With the help of Harvard, Google has created a model to find unsafe restaurants more efficiently than traditional methods.
Determining the cause of food poisoning can be deceptively tricky. Sure, something about that sandwich may have tasted suspicious, but the fact remains that most of us eat three meals a day, plus snacks, and some types of food poisoning can take days if not weeks before they present themselves. So though, yes, the obvious culprit might be the answer (Why did I eat that raw chicken I found in a dumpster?), other times, the cause can be tough to pinpoint.
But technology is hoping to help battle foodborne illness. Back in January, we saw how research from Columbia University demonstrated that Yelp could help track down unsafe restaurants. And now Google and Harvard’s T.H. Chan School of Public Health believe they have a computer model that’s better at identifying the sources of food poisoning better than traditional methods.
The study, which was conducted in Chicago and Las Vegas, applied machine learning to a mix of anonymous search and location data from Google users to try to match words related to foodborne illnesses with restaurants those users had recently visited. For instance, searches for terms like “stomach cramps” would be matched with location data showing where people who were searching that term had been eating. Once correlations had been found, health inspectors were sent to these restaurants. Researchers then compared the inspections suggested by the computer model to those chosen based on the usual method of consumer complaints. The computer model won out: In Chicago, 52.1 percent of the 71 inspections prompted by the algorithm resulted in a restaurant being deemed unsafe versus 39.4 percent of inspections spawned by complaints.
Additionally, in both Chicago and Las Vegas, the computer model beat out routine inspections by a landslide. 52.3 percent of restaurants pinpointed by Google and Harvard had issues, whereas the usual method of routine inspections found just 22.7 percent of restaurants as being unsafe.
But potentially the most revealing finding of the study was that, as insinuated in the opening, the computer model found that 38 percent of the time the potential cause of food poisoning wasn’t the restaurant people had visited most recently, hammering home the point that the most obvious cause isn’t always the correct one.

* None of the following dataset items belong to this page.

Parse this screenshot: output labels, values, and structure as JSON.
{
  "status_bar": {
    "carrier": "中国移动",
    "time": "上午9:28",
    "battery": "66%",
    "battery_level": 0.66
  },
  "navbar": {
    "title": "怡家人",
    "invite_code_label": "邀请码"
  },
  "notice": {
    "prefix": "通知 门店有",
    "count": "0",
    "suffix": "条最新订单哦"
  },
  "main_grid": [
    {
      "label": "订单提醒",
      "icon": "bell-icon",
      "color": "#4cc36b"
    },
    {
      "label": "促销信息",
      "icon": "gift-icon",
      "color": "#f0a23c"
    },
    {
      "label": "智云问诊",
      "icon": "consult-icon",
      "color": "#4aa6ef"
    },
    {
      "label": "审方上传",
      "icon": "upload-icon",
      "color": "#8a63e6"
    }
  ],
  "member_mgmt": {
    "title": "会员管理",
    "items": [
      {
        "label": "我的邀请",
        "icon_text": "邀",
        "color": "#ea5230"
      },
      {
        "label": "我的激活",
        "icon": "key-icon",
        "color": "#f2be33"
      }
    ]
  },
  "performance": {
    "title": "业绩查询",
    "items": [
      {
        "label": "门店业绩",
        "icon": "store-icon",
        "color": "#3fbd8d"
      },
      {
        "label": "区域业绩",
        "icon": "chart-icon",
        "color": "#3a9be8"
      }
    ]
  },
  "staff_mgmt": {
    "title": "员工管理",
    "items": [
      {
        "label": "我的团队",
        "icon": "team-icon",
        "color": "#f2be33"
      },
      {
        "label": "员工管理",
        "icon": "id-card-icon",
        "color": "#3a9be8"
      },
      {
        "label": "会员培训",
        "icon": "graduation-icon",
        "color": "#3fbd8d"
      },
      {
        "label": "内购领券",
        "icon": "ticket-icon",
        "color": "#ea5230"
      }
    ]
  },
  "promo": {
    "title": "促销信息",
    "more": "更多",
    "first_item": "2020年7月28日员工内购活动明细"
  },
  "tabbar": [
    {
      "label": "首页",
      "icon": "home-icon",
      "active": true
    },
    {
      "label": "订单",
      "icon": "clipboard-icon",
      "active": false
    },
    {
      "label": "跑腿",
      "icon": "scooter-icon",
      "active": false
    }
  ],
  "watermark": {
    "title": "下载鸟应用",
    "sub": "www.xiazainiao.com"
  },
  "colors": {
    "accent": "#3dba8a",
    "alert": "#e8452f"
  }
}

“In this study, we have just scratched the surface of what is possible in the realm of machine-learned epidemiology,” Evgeniy Gabrilovich, senior staff research scientist at Google and a co-author of the study, stated. “I like the analogy to the work of Dr. John Snow, the father of modern epidemiology, who in 1854 had to go door to door in Central London, asking people where they took their water from to find the source of a cholera outbreak. Today, we can use online data to make epidemiological observations in near real-time, with the potential for significantly improving public health in a timely and cost-efficient manner.”
Overall, researchers suggest that these sorts of models – which performed better in precision, scale, and turnaround time – could work not only to supplement existing inspection methods at health departments, but could also be used by restaurants to monitor their own food safety. That seems like a lot safer bet than Googling “Why are all of my customers getting sick?”